Blog Web & Deep Insights

BRI Segera Melakukan Pelonggaran LTV untuk Menyelesaikan Backlog Perumahan

Bank Indonesia (BI) sedang mengkaji pelonggaran aturan loan to value (LTV) untuk kredit pemilikan rumah (KPR) sebagai salah satu langkah mengatasi konstruksi ekonomi yang saat ini sedang menghadapi tekanan akibat perlambatan ekonomi. Namun, kebijakan tersebut tidak disebutkan secara eksplisit sebagai satu langkah yang segera diambil—hanya akan dilakukan dalam proses yang terus berlangsung.

Pada Rabu, 25 Mei 2016, Direktur Utama PT Bank Rakyat Indonesia (Persero) Tbk (BRI), Asmawi Syam, menyampaikan bahwa rencana pelonggaran LTV tersebut dianggap menjadi kebijakan yang penting untuk meningkatkan akses kredit bagi masyarakat. Ia menyebut bahwa dengan pelonggaran ini, masyarakat dapat lebih mudah mengajukan KPR, sehingga memungkinkan peningkatan dalam aktivitas pembangunan properti.

Asmawi menjelaskan bahwa saat ini kebutuhan backlog perumahan masih sangat besar, yang menyebabkan keberadaan kredit yang tidak seimbang. Ia mengatakan bahwa pengembangan rumah secara massal di tengah kerangka ekonomi yang kini menghadapi tekanan, mungkin menjadi penyebab dari keterbatasan permodalan. Oleh karena itu, diperlukan perbaikan struktur sistem kredit yang memungkinkan masyarakat memiliki lebih banyak kesempatan untuk membeli rumah, terutama melalui penerapan LTV yang dilonggarkan.

Untuk mendukung keputusan tersebut, Asmawi mengatakan bahwa kebijakan pelonggaran LTV ini akan diterapkan secara bertahap oleh BI. Namun, ia juga menekankan bahwa tidak boleh hanya mempertimbangkan LTV saja, melainkan juga perizinan lahan yang lebih mudah untuk diberikan. Ia menyampaikan bahwa peningkatan dalam kebijakan ini membutuhkan kerja sama antar pihak terkait, baik dari segi pengembang maupun pemerintah, untuk menciptakan keberlanjutan dalam pembiayaan perumahan.

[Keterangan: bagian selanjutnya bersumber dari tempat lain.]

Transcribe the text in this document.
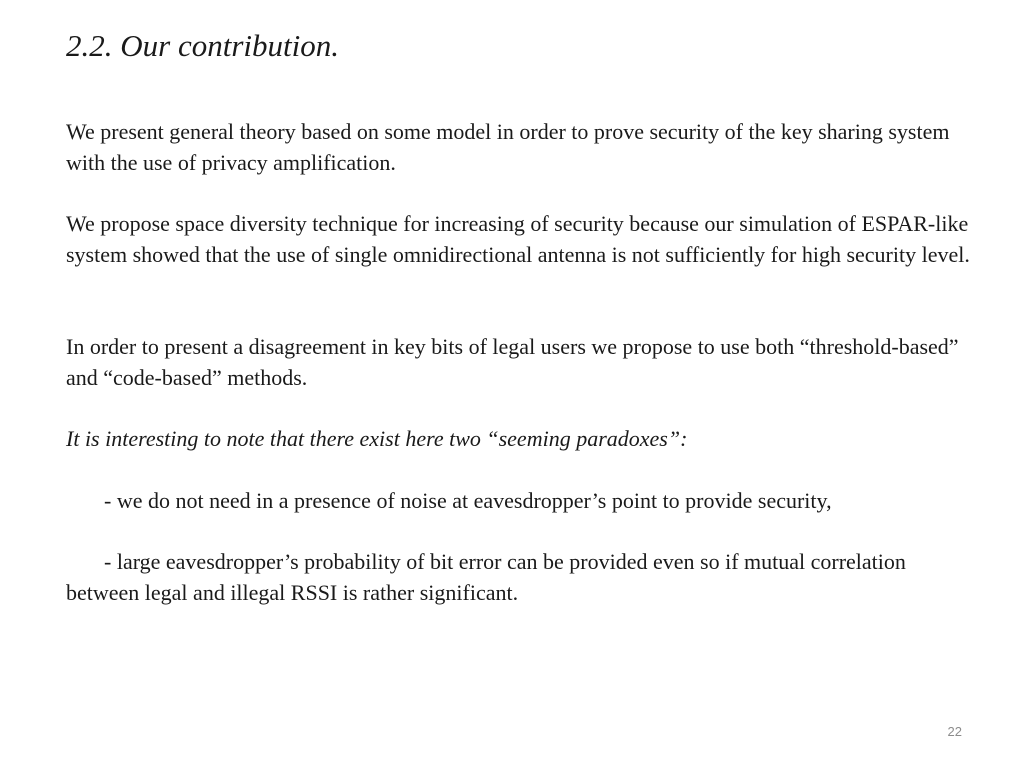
2.2. Our contribution.
We present general theory based on some model in order to prove security of the key sharing system with the use of privacy amplification.
We propose space diversity technique for increasing of security because our simulation of ESPAR-like system showed that the use of single omnidirectional antenna is not sufficiently for high security level.
In order to present a disagreement in key bits of legal users we propose to use both “threshold-based” and “code-based” methods.
It is interesting to note that there exist here two “seeming paradoxes”:
- we do not need in a presence of noise at eavesdropper’s point to provide security,
- large eavesdropper’s probability of bit error can be provided even so if mutual correlation between legal and illegal RSSI is rather significant.
22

Sebagai bagian dari upaya mengatasi masalah backlog dalam ekonomi perumahan, Gubernur BI Agus D. W. Martowadojo menyampaikan bahwa kajian tentang pelonggaran LTV akan dilakukan secara terus-menerus. Ia menyatakan bahwa kebijakan ini akan dipertimbangkan dalam konteks kinerja bank yang masih menjaga likuiditas dan rasio kredit macet yang rendah. Namun, sebelum dikeluarkan, pelonggaran tersebut harus diselaraskan dengan tindakan pengelolaan risiko oleh BI. Dengan demikian, pengembangan kebijakan ini akan dilakukan dalam konteks terus menerus.

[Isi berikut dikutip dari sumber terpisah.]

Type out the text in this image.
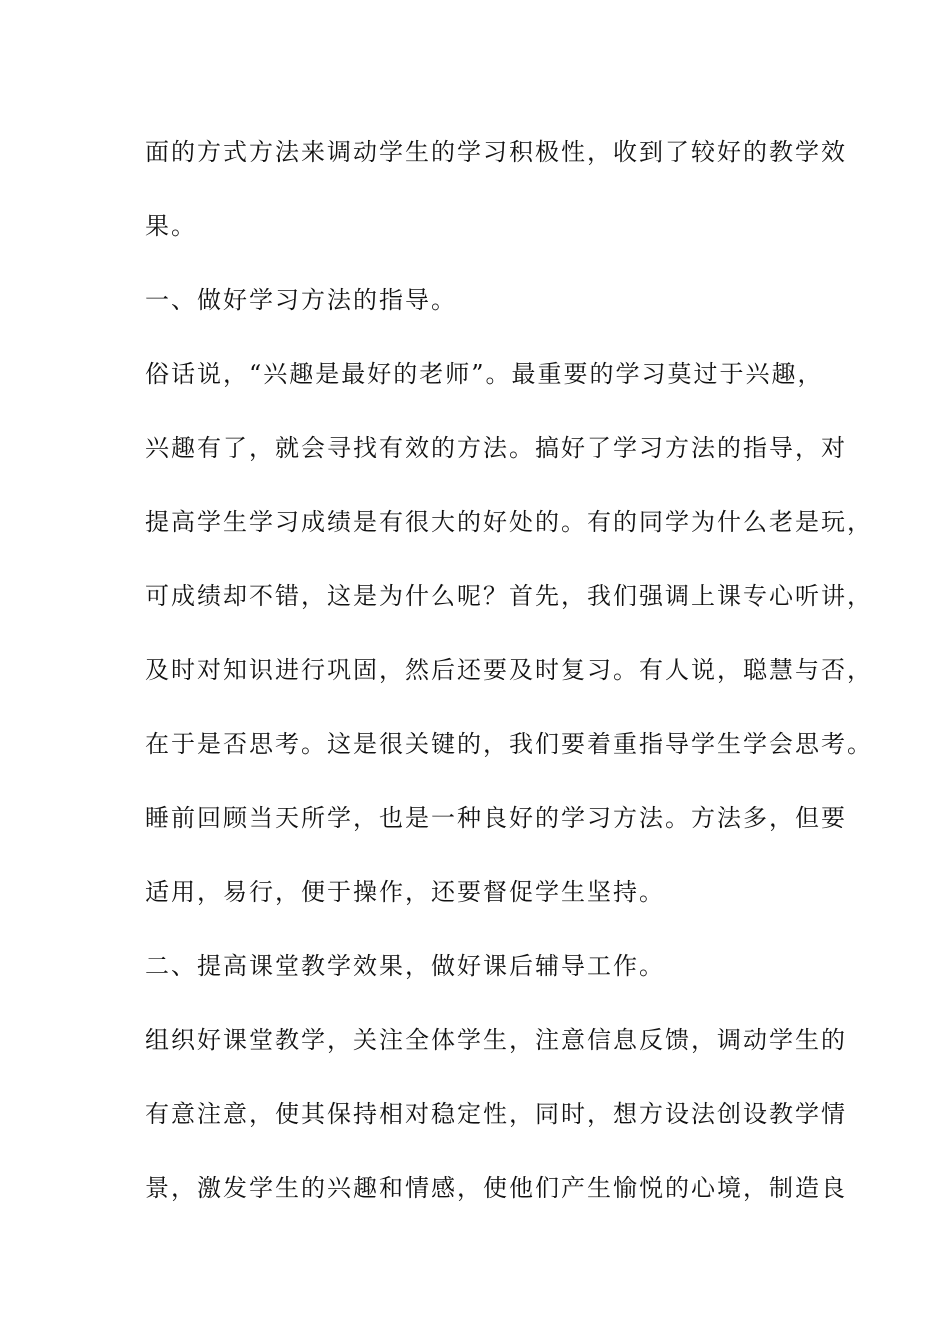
面的方式方法来调动学生的学习积极性，收到了较好的教学效
果。
一、做好学习方法的指导。
俗话说，“兴趣是最好的老师”。最重要的学习莫过于兴趣，
兴趣有了，就会寻找有效的方法。搞好了学习方法的指导，对
提高学生学习成绩是有很大的好处的。有的同学为什么老是玩，
可成绩却不错，这是为什么呢？首先，我们强调上课专心听讲，
及时对知识进行巩固，然后还要及时复习。有人说，聪慧与否，
在于是否思考。这是很关键的，我们要着重指导学生学会思考。
睡前回顾当天所学，也是一种良好的学习方法。方法多，但要
适用，易行，便于操作，还要督促学生坚持。
二、提高课堂教学效果，做好课后辅导工作。
组织好课堂教学，关注全体学生，注意信息反馈，调动学生的
有意注意，使其保持相对稳定性，同时，想方设法创设教学情
景，激发学生的兴趣和情感，使他们产生愉悦的心境，制造良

Untuk menjamin efisiensi dan keamanan sistem kredit, Asmawi menekankan bahwa peningkatan dalam sistem pembiayaan perumahan harus berjalan beriringan. Sehingga, perlu terbentuk kemitraan antara bank, pengembang properti, dan masyarakat agar hasil peningkatan tercapai secara seimbang. Dalam kaitannya dengan tindak lanjut, Asmawi menyampaikan bahwa perlu diperhatikan adanya risiko yang mungkin terjadi karena peningkatan dalam permodalan masyarakat.

Saat ini, BI juga mengantisipasi terjadinya konflik antar pihak melalui pemantauan terhadap pergerakan pasar properti. Kepentingan masyarakat, dalam pengembangan properti, akan dibedakan oleh keputusan BI yang sekarang sedang diperhatikan. Oleh karena itu, pemerintah dan bank sentral harus berdiskusi secara terbuka mengenai pelonggaran LTV dengan tetap memperhatikan aspek keberlanjutan pasar dan keamanan ekonomi.

Implikasi dari pengembangan kebijakan tersebut akan tergantung pada keberlanjutan dan efisiensi dalam implementasi. Selain itu, BI juga mengantisipasi berbagai risiko yang mungkin terjadi secara tidak terduga, seperti ketidakstabilan dalam sistem kredit atau kenaikan jumlah penggunaan KPR. Karena itu, langkah-langkah pengelolaan risiko harus dilakukan secara proaktif.